Thursday, March 25, 2010

Sonnet I

In Charlotte Smith’s Sonnet I, the main conflicts are between her and herself as well as between her and society. Throughout the beginning of the sonnet, there is a connection between beauty and inspiration within nature as seen in lines 4 and 5. However, Smith then comes to state that

“But far, far happier is the lot of those
Who never learn’d her dear delusive art,
Which, while it decks the head with many a rose.
Reserves the thorn- to fester in the heart.”

Here she is connecting suffering even when happy. Even though there are crowns of flowers, which show happiness, there are also thorns involved that is causing all the pain she is enduring. The main conflicts are between her and herself and between her and society.

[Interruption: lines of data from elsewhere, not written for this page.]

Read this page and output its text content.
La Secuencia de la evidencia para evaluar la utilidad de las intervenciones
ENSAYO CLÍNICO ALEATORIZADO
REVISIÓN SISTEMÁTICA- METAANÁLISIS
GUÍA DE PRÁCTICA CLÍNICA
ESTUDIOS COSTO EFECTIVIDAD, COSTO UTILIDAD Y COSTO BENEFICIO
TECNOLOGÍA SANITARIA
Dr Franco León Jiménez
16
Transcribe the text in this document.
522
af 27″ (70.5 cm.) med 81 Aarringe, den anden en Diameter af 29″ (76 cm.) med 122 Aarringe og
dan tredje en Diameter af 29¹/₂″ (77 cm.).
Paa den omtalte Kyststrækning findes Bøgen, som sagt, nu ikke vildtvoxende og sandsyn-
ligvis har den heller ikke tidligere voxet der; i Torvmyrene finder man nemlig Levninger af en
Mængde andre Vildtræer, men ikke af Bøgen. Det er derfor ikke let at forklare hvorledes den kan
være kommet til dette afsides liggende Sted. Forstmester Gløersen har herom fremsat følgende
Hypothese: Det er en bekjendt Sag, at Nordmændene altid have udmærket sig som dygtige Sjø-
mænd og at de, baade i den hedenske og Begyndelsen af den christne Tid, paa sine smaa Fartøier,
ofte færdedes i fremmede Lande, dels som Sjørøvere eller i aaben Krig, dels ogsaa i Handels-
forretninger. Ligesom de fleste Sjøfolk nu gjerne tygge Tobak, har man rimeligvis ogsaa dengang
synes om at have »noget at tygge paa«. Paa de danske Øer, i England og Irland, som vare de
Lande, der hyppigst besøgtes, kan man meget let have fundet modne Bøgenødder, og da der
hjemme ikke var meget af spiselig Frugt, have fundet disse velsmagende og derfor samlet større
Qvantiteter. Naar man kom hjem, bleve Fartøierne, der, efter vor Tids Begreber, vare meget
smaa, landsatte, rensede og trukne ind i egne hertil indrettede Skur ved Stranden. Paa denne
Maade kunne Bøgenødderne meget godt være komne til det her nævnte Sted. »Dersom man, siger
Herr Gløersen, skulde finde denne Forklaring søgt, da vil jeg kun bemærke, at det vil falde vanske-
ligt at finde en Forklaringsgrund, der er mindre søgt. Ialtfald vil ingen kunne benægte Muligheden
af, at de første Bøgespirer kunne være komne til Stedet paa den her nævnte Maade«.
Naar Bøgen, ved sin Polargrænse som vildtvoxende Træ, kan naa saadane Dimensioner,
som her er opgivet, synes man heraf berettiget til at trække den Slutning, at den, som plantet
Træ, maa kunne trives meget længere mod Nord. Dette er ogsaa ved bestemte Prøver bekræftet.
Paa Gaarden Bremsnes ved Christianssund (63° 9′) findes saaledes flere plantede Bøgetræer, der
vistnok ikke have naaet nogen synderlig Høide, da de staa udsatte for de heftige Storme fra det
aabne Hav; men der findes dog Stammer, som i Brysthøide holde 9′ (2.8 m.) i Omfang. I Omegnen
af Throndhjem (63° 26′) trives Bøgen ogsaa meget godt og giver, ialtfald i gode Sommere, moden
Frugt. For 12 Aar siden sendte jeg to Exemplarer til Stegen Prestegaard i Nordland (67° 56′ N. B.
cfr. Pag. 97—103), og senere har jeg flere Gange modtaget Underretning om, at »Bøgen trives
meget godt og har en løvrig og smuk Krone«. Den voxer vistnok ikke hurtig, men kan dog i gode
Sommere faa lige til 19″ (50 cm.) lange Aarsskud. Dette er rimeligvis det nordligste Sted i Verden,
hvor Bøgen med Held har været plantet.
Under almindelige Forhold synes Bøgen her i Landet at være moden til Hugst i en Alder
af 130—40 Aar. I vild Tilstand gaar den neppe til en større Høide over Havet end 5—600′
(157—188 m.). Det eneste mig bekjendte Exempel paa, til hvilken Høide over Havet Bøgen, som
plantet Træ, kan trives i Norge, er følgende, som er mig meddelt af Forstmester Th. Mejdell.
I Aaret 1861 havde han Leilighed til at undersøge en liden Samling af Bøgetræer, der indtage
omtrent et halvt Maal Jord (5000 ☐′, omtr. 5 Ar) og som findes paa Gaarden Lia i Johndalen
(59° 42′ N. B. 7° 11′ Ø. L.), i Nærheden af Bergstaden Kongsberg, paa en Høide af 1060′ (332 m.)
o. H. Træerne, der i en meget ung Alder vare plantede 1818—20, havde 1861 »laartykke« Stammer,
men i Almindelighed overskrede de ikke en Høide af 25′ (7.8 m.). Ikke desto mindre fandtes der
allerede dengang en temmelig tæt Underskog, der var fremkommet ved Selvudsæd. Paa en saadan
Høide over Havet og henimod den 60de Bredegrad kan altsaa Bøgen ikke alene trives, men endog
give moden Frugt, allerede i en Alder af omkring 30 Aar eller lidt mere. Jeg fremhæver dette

ROMANTICISM: 1 often capitalized (1) : a literary, artistic, and philosophical movement originating in the 18th century, characterized chiefly by a reaction against neoclassicism and an emphasis on the imagination and emotions, and marked especially in English literature by sensibility and the use of autobiographical material, an exaltation of the primitive and the common man, an appreciation of external nature, an interest in the remote, a predilection for melancholy, and the use in poetry of older verse forms

This sonnet helps demonstrate Romanticism in that her emotion is expressed in many forms throughout the sonnet with use of vivid imagery that seems to capture the heart and lead to suffering. Suffering is needed in life to appreciate who we are as individuals.